Nadie puede ponerlo en duda, Desde el 2006, López Obrador nos ha dicho la verdad. “Al diablo con sus instituciones” no fue una simple frase retórica. La dijo desde lo más profundo de su pensamiento. No importó que esas instituciones fueran las que le permitieron llegar a la cima del poder. En la medida que ya no las necesita ahora las desecha. En su lógica, la “transformación” sólo es posible a partir de la destrucción de estas. Positivo sería si el objetivo fuera su mejora. Pero no. Se trata de regresar a los tiempos en que el poder se concentraba en una sola persona. No valen los contrapesos. No son necesarios. Además, cuestan. La democracia ya no se necesita. En su proyecto se requiere desmantelar todo aquello que se oponga, que resista. Y para ello había que fabricar una mayoría artificial en el Congreso. Intentó primero desaparecer a los órganos electorales. Cuando no pudo por la resistencia de la marea rosa, los colonizó. Los asaltó desde adentro utilizando sus caballos de troya que a cambio de prebendas han dado un duro golpe a nuestra Constitución. Lo segundo, los organismos autónomos, los contrapesos institucionales que permiten la competencia (ésa tan molesta para sus ahora grandes aliados), la transparencia tan importante para la rendición de cuentas, la regulación en materia energética porque su apuesta no es por las energías limpias pues vive anclado en las ideas del pasado. Pero sobre todo la Suprema Corte. La que ha osado contrariar sus reformas, la que se ha opuesto al desaseo de sus legisladores, la que ha cuestionado la visión regresiva y defendido nuestra Constitución y un enfoque en el que prevalezcan los derechos humanos.

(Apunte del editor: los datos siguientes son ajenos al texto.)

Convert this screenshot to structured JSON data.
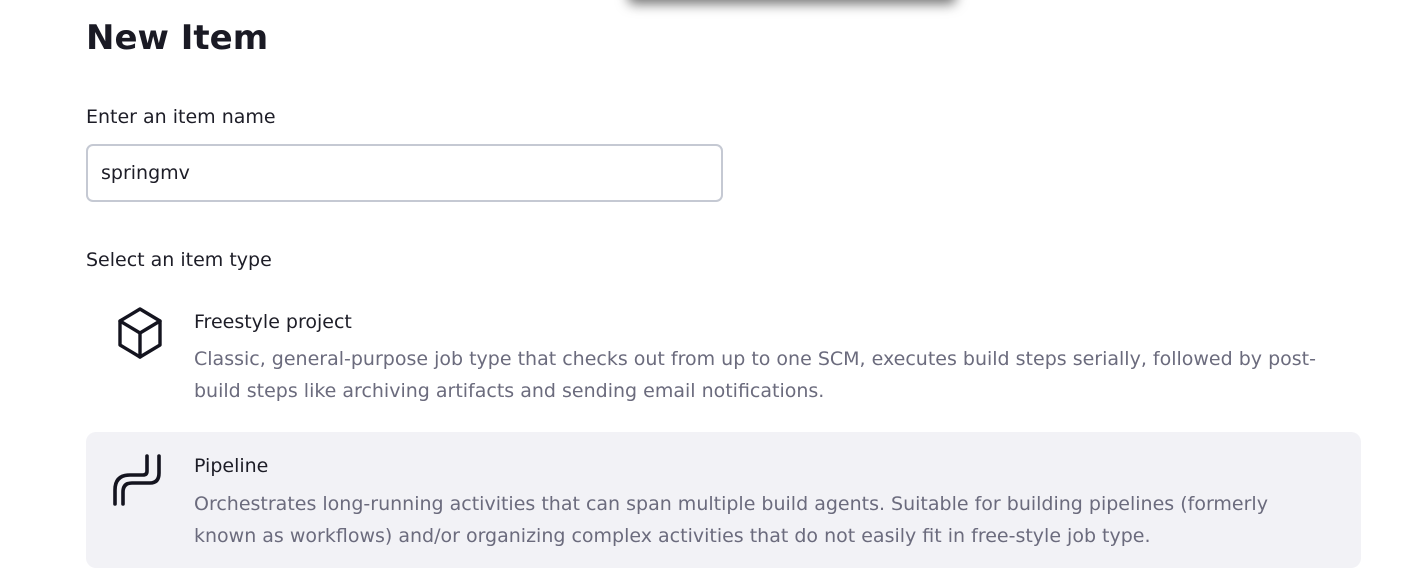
{
  "page": {
    "title": "New Item"
  },
  "name_field": {
    "label": "Enter an item name",
    "value": "springmv"
  },
  "item_types": {
    "label": "Select an item type",
    "items": [
      {
        "title": "Freestyle project",
        "description": "Classic, general-purpose job type that checks out from up to one SCM, executes build steps serially, followed by post-build steps like archiving artifacts and sending email notifications.",
        "icon": "cube-icon"
      },
      {
        "title": "Pipeline",
        "description": "Orchestrates long-running activities that can span multiple build agents. Suitable for building pipelines (formerly known as workflows) and/or organizing complex activities that do not easily fit in free-style job type.",
        "icon": "pipeline-icon"
      }
    ]
  },
  "colors": {
    "text": "#1d1d27",
    "muted_text": "#6b6b7d",
    "input_border": "#c5c9d3",
    "hover_background": "#f2f2f6"
  }
}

Nadie en su sano juicio puede oponerse a la necesidad de promover cambios que garanticen el acceso a la justicia, sobre todo de los que menos tienen. Pero la reforma propuesta no toca para nada ahí donde están los nudos. Los ministerios públicos responsables de acusar a gente inocente, de integrar mal los expedientes cuando así conviene, de fabricar pruebas, de criminalizar a las mujeres, no forman parte de este intento reformador. Las y los policías que torturan, que realizan detenciones arbitrarias, o que forman parte de una red de extorsión, para nada son mencionados. La falta de apoyo a los defensores públicos que acumulan expedientes en sus escritorios sin posibilidades de garantizar una defensa adecuada ni siquiera es motivo de preocupación. Se centra todo en el ataque al poder judicial federal cuando ahí está la esperanza de quienes necesitan defenderse de abusos y el amparo es lo único que les queda. Todo esto, aunado a una visión punitiva y la militarización de prácticamente todas las esferas de la vida nacional, no augura nada bueno. Pero la esperanza es lo último que muere. Ahí están los trabajadores y los operadores del poder judicial defendiendo a la República. Ahí están los jóvenes universitarios tomando las calles para contener la degradación nacional. Ahí está la economía como un poderoso freno. Y ahí debe estar la voz y la acción de millones que creemos en un país democrático, de leyes e instituciones.